Struktur Ekonomi Tak Konsisten Jadi Penyebab Indonesia Terjebak di Klasifikasi Negara Menengah ke Bawah

JAKARTA - Institute for Development of Economics and Finance (Indef) menilai bahwa struktur ekonomi Indonesia yang tidak konsisten menjadi salah satu faktor Indonesia sulit mendongkrak pendapatan dan membuat Indonesia terjebak sebagai negara pendapatan menengah.

Penelit Center of Industry, Trade, and Investment Indef Ahmad Heri Firdaus mengatakan bahwa ancaman jebakan ekonomi kelas menengah itu semakin dekat. Karena itu, kata dia, pemerintah perlu berupaya menjauh dari jebakan kelas menengah ini. 

World Bank atau Bank Dunia baru saja menetapkan kelas baru atau spesifik baru untuk menentukan status ekonomi negara. Terbaru, level upper middle income kisarannya antara 4.096 sampai 12.695 dolar per kapita.

"Jadi kalau misalnya tidak turun ke 3.879 artinya kita tetap 4.050 seperti tahun kemarin kita bisa turun juga ke lower middle income karena World Bank meningkatkan kisarannya dari 4.046 ke 4.096 dolar per kapita," katanya dalam diskusi virtual, Selasa, 13 Juli.

Lebih lanjut, Heri menjelaskan penyebab Indonesia terkesan cukup lama berada di zona middle income karena transformasi struktur ekonomi Indonesia yang tidak konsisten.

"Di sini ada inkonsistensi dalam transformasi struktur ekonomi. Tidak konsisten dalam strukturnya. Kalau kita lihat di sini, ini data tahun 2020, sektor industri kita tahu masih menjadi penopang meskipun tren turun kisarannya 19,7 persen terhadap PDB. Namun tenaga kerja yang bekerja di sektor industri jauh lebih rendah 14,09 persen," tuturnya.

Sebagai penopang utama perekonomian, kata Heri, sektor industri justru tidak memiliki cukup banyak SDM. Jika dilihat lebih dalam, menurut dia, tenaga kerja Indonesia masih bertumpu di sektor pertanian.

Lebih lanjut, kata Heri, hampir 30 persen tenaga kerja berada di sektor pertanian.
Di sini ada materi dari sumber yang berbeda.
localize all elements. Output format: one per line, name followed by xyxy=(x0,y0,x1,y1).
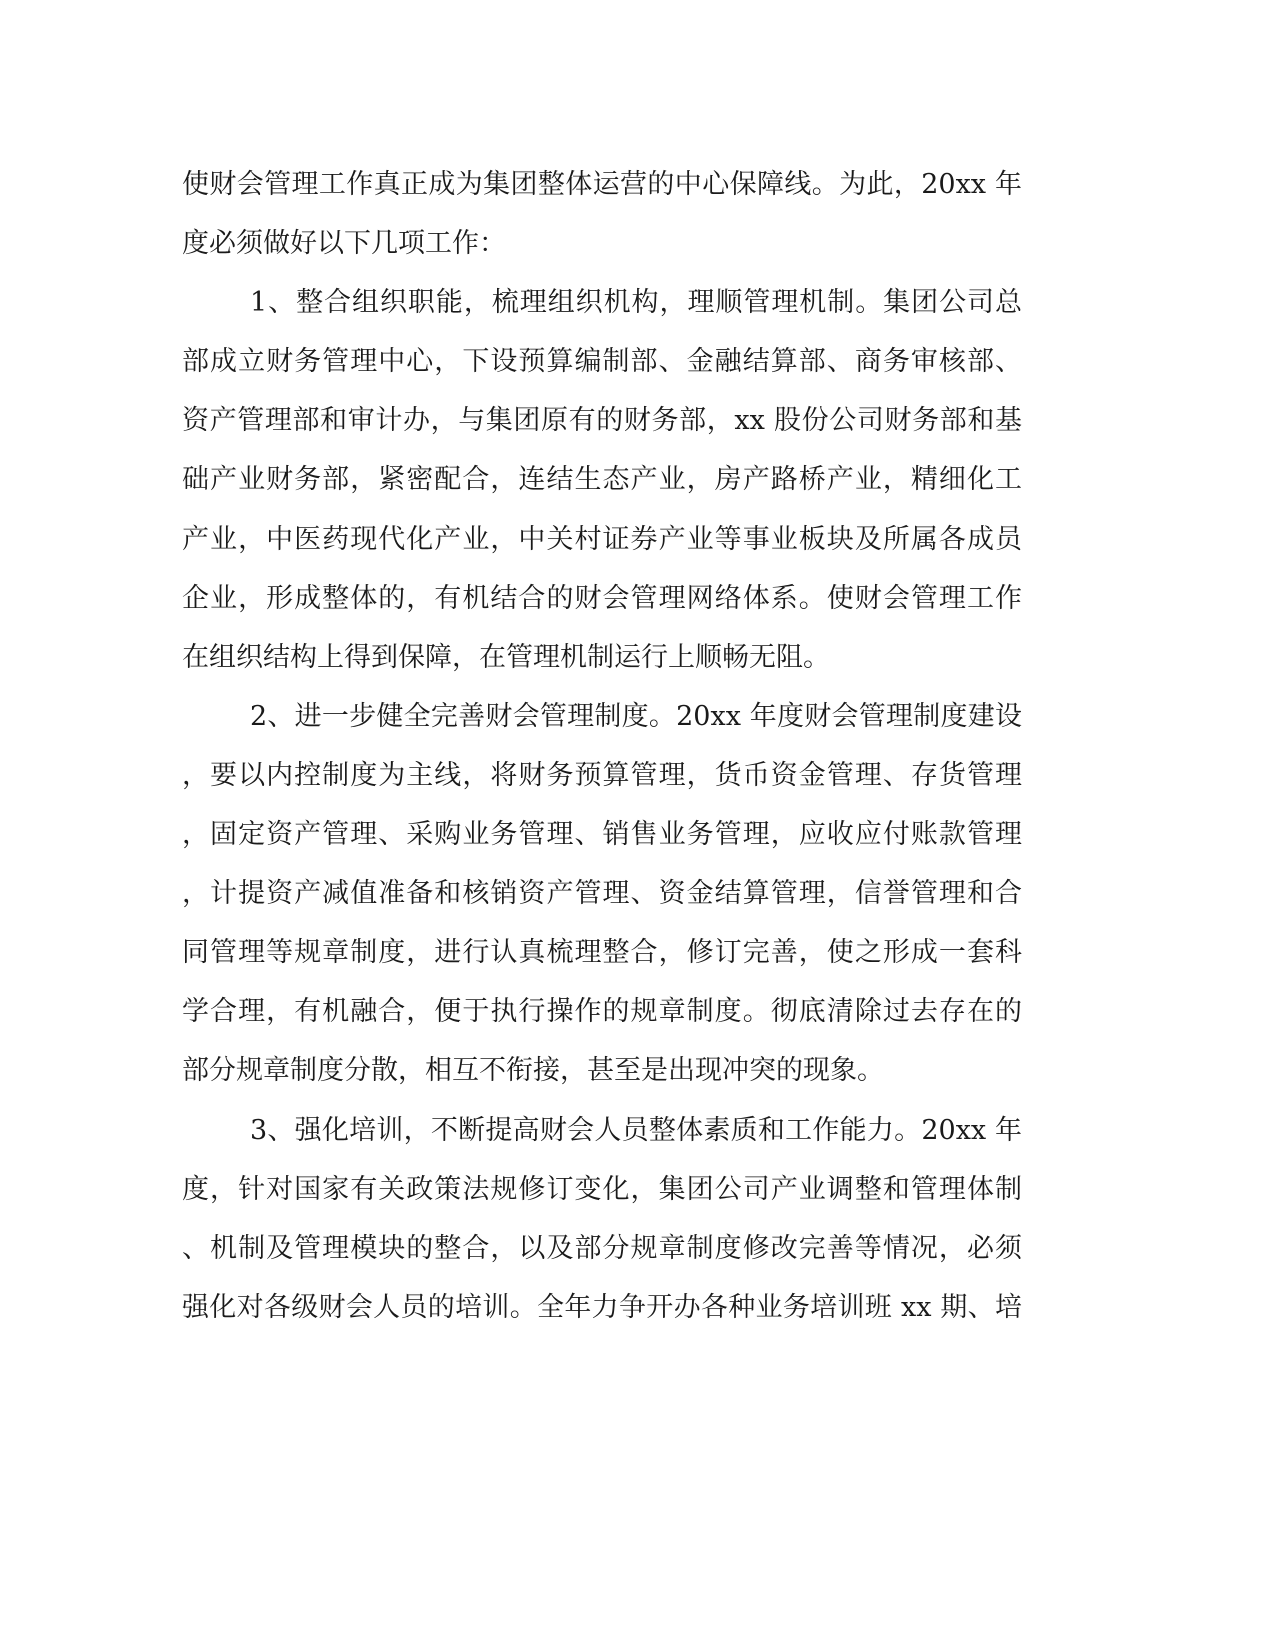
text-line: ，固定资产管理、采购业务管理、销售业务管理，应收应付账款管理 xyxy=(182,819,1022,851)
text-line: 2、进一步健全完善财会管理制度。20xx 年度财会管理制度建设 xyxy=(250,700,1022,732)
text-line: 3、强化培训，不断提高财会人员整体素质和工作能力。20xx 年 xyxy=(250,1114,1022,1146)
text-line: 产业，中医药现代化产业，中关村证券产业等事业板块及所属各成员 xyxy=(182,523,1022,555)
text-line: 使财会管理工作真正成为集团整体运营的中心保障线。为此，20xx 年 xyxy=(182,169,1022,200)
text-line: 、机制及管理模块的整合，以及部分规章制度修改完善等情况，必须 xyxy=(182,1232,1022,1264)
text-line: 在组织结构上得到保障，在管理机制运行上顺畅无阻。 xyxy=(182,641,830,673)
document-body xyxy=(182,155,1022,1337)
text-line: 度必须做好以下几项工作： xyxy=(182,228,506,260)
text-line: 础产业财务部，紧密配合，连结生态产业，房产路桥产业，精细化工 xyxy=(182,464,1022,496)
text-line: ，计提资产减值准备和核销资产管理、资金结算管理，信誉管理和合 xyxy=(182,878,1022,910)
text-line: 部成立财务管理中心，下设预算编制部、金融结算部、商务审核部、 xyxy=(182,346,1022,378)
text-line: ，要以内控制度为主线，将财务预算管理，货币资金管理、存货管理 xyxy=(182,759,1022,791)
text-line: 同管理等规章制度，进行认真梳理整合，修订完善，使之形成一套科 xyxy=(182,937,1022,969)
text-line: 度，针对国家有关政策法规修订变化，集团公司产业调整和管理体制 xyxy=(182,1173,1022,1205)
text-line: 企业，形成整体的，有机结合的财会管理网络体系。使财会管理工作 xyxy=(182,582,1022,614)
text-line: 学合理，有机融合，便于执行操作的规章制度。彻底清除过去存在的 xyxy=(182,996,1022,1028)
text-line: 1、整合组织职能，梳理组织机构，理顺管理机制。集团公司总 xyxy=(250,287,1022,319)
text-line: 强化对各级财会人员的培训。全年力争开办各种业务培训班 xx 期、培 xyxy=(182,1291,1022,1323)
text-line: 资产管理部和审计办，与集团原有的财务部，xx 股份公司财务部和基 xyxy=(182,405,1022,437)
text-line: 部分规章制度分散，相互不衔接，甚至是出现冲突的现象。 xyxy=(182,1055,884,1087)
Jika dilihat kontribusi terhadap PDB-nya, hanya sekitar 12,7 persen atau 13 persen. Artinya kue ekonomi yang relatif sedikit diperebutkan oleh banyak orang. Sehingga, masing-masing hanya kebagian sedikit.

"Jadi itu lah salah satu faktor sulitnya kita mendongkrak pendapatan per kapita. Karena masih banyak yang tidak terserap di sektor sekunder maupun tersier. Nah itu lah butuh kesiapan SDM, karena kita ada stagnasi dalam peningkatan skill tidak bisa menyesuaikan fenomena transformasi ekonomi sehingga yang terjadi seperti ini," ucapnya.

Sementara itu, kata Heri, jika melihat sektor-sektor jasa mengalami pertumbuhan yang cukup tinggi berkisar 8 hingga 10 persen. Namun sektor ini menyerap tenaga kerja yang relatif lebih sedikit.

Seperti contoh sektor informasi dan telekomunikasi tenaga kerjanya sedikit tapi kuenya banyak. Sehingga, potongan kue ekonominya itu masing-masing dapat besar.

"Nah di sini lah yang tadi fenomena ketimpangan bisa terbaca dari sini. Jadi ada yang memperebutkan kue ekonominya kecil diperebutkan banyak orang, ada yang kuenya besar tapi diperebutkan sedikit orang. Ini lah salah satu faktor kenapa kita masih terjebak di kelas menengah," jelasnya.

Tak hanya itu, kata Heri, penyebab sulitnya mendongkrak pendapatan juga bisa dilihat dari pergeseran struktur ekonomi dalam dua dekade terakhir.

"Di mana sektor tersier semakin dominan terhadap ekonomi, tapi belum didukung SDM yang semestinya," tuturnya.